Três de abril, madrugada de sexta-feira. A exaustão do dia de trabalho é grande, mas a angústia que pesa no peito é maior. Os pensamentos atormentam a cabeça de Diego (nome fictício). Morte é um deles.
Quando o rapaz percebe que os remédios para dormir não farão efeito, ele liga para o 188. Uma voz calma, simpática e aveludada atende. Ali, no seu quarto, Diego recebeu um sopro de vida.
Não foi o primeiro pedido de socorro. Em novembro do ano passado, ele discou pela primeira vez 188. Um pouco inseguro, pensou em desligar. “Alguma coisa me fez continuar.” Não desistiu, e passou a tarde conversando com o voluntário do outro lado da linha.
O número é o telefone do Centro de Valorização da Vida (CVV). A associação presta apoio emocional — anônimo e gratuito — para qualquer pessoa que esteja com sofrimento mental e previne o suicídio.
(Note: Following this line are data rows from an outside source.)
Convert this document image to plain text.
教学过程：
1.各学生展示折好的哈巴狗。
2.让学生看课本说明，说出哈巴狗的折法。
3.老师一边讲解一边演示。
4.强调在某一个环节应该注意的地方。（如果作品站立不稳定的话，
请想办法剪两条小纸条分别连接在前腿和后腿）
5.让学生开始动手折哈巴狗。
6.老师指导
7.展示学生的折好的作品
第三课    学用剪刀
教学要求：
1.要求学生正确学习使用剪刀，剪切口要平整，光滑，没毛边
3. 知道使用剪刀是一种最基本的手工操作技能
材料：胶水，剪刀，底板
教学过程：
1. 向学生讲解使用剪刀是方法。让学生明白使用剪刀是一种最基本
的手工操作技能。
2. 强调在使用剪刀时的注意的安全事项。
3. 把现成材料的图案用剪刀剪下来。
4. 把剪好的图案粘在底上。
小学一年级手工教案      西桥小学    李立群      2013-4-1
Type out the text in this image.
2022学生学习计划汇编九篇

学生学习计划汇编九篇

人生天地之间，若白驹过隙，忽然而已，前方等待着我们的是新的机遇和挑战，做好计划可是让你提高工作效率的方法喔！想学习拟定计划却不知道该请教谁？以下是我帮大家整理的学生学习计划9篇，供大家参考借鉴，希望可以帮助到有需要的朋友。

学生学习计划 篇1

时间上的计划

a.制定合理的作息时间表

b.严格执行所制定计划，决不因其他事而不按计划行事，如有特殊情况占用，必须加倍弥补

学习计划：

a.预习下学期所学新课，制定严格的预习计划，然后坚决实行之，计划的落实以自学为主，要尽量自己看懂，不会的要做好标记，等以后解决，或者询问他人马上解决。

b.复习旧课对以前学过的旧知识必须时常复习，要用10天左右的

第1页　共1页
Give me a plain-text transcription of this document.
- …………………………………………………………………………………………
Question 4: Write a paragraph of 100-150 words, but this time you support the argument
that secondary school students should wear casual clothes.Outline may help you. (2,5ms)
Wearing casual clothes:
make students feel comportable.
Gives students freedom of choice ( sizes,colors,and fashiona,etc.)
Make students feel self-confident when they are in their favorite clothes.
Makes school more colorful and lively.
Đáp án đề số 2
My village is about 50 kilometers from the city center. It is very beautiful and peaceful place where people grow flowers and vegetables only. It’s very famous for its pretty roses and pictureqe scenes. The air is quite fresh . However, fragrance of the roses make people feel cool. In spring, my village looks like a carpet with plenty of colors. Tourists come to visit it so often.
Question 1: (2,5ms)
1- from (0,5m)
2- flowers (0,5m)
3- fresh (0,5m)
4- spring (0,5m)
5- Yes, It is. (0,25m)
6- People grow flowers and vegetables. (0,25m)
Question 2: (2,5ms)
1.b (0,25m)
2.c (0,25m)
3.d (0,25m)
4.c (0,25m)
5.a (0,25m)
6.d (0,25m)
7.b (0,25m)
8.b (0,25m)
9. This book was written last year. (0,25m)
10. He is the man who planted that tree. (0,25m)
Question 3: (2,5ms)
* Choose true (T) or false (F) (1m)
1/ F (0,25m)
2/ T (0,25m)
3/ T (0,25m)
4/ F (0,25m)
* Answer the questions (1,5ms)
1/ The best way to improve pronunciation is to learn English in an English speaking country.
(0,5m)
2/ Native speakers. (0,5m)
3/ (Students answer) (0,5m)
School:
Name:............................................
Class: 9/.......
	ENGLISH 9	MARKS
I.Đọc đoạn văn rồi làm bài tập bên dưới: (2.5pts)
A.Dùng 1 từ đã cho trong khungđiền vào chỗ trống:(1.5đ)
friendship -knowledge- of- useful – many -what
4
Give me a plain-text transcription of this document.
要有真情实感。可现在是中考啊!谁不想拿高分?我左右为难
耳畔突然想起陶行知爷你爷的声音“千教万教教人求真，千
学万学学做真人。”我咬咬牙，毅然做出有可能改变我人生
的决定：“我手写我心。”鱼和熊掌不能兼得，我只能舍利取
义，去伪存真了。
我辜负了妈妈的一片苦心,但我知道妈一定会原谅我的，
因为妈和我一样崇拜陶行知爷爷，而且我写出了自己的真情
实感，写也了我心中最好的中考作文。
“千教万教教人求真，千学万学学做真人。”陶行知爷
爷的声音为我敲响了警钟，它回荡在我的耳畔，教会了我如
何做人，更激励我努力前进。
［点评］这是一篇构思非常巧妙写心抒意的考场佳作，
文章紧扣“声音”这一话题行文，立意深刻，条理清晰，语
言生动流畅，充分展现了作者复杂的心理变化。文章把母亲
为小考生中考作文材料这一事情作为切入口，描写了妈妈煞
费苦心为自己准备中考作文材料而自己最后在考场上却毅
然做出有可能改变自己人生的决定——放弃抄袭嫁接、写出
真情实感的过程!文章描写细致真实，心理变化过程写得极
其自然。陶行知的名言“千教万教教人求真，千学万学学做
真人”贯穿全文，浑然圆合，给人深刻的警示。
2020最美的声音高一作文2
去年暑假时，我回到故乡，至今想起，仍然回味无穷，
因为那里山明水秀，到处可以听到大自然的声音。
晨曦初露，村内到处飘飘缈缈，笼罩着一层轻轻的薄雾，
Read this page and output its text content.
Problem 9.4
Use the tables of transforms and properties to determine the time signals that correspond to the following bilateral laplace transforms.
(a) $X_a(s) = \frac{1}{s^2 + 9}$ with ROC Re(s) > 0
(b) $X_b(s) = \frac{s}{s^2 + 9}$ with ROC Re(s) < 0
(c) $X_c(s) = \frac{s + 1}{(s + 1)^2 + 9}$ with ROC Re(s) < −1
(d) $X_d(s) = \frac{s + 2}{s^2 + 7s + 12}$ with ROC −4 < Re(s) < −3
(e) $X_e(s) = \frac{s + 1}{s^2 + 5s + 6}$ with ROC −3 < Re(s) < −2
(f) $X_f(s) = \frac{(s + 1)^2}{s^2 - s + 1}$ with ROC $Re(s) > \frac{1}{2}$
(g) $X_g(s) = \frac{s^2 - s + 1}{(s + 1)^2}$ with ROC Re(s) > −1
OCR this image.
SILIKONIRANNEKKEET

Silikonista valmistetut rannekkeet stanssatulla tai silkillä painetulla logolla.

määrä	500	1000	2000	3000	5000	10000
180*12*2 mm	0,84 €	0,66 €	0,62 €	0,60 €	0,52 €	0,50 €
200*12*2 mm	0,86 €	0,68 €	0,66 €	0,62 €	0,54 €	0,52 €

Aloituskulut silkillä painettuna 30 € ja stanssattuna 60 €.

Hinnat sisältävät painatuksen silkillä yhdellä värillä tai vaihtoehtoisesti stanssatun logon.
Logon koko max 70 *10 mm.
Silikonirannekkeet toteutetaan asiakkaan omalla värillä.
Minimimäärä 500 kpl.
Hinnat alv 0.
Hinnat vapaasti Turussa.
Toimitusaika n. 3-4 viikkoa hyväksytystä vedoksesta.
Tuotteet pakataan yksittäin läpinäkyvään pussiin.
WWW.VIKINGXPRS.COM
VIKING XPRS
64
Apenas em 2022, mais de 76 mil brasilienses ligaram para o CVV. Em média oito contatos por hora.
O Distrito Federal estampa apenas uma pequena parte do problema de saúde mental no país. São Paulo, com 1 milhão; Minas Gerais, 460 mil; e Rio de Janeiro, 382 mil, estão no pódio da quantidade de ligações.
Porém, se comparado às populações desses estados, a capital aparece na frente de todo o Brasil. A cada 100 mil habitantes do DF, 248 tentaram contato com o CVV. Enquanto em São Paulo, 216.
Efeito pandemia
O diagnóstico de depressão foi dado ainda em 2019. A tristeza vinha a qualquer momento. “Era uma coisa que eu estava tratando com a psicóloga, até que chegou o coronavírus e tive que sair”, relembra Diego de 26 anos.
Em 2020, quando o mundo entrou na pandemia, 3,1 milhões de pessoas buscaram algum acolhimento no CVV. Dois anos depois, o número subiu para 3,9 milhões — aumento de 24%.
Luto, isolamento e medo da morte podem ter impulsionado o agravamento do quadro psicológico da população. Porta-voz da associação, Leila Herédia aponta que a falta de convívio social levou muitas pessoas à solidão.
“As pessoas viveram perdas, não puderam voltar à rotina. Foi um momento de instabilidade que atingiu a todos nós”, afirma.
Se, por um lado, os números desenham o tamanho do sofrimento mental vivido pelos brasilienses, por outro, mostra como a visão para a saúde mental mudou. O debate sobre ansiedade, depressão e formas de lidar com elas estão mais acessíveis na internet.
Para a psicóloga Giselle de Fátima, porém, ainda há um caminho longo para uma discussão do tema. “Muita gente acha que o sofrimento psíquico é frescura ou falta de Deus. A pessoa que sofre disso é rotulada como fraca, que não tem problemas sérios. Mas é um sentimento que deve ter a mesma importância de uma alteração da pressão arterial ou uma febre”, aponta.
Um alívio
Diego já experimentou esse sentimento amargo. Quando ligou para o CVV, encontrou uma voluntária de 60 anos, casada e com três filhos. “Tinha medo de me julgarem, mas ela me entendeu. Também me deu umas ‘patadas’, mas que abriram minha mente”, brinca. “Espero que ela continue ajudando outras pessoas. Nunca vou esquecê-la.”
A psicóloga explica que muitas pessoas têm dificuldade de externalizar sentimentos, com a esperança que o tempo vai curar, que não têm importância ou vergonha. Esse impedimento pode vir da infância ou por fatores culturais.
“Os homens têm muita dificuldade para compartilhar por uma questão social. Ainda temos uma sociedade pautada por papéis sociais muito rígidos.”
Porém, não compartilhar esse sentimento pode trazer efeitos negativos, desde problemas no desenvolvimento profissional a ideias suicidas. “Podemos abraçá-los sendo um bom ouvinte.”
Para fazer parte do grupo, o interessado precisa ter mais de 18 anos e no mínimo, quatro horas disponíveis por semana. Segundo o CVV, ele aprende a ouvir sem julgar, respeitar os problemas do outro e acolher, mas sem dar soluções.
“Depois de muito tempo eu me senti humano, sabe? [Quem precisar] pode ligar no 188. Não é só para quem está para se matar. Eu me sentia mal, e me ajudaram”, diz Diego.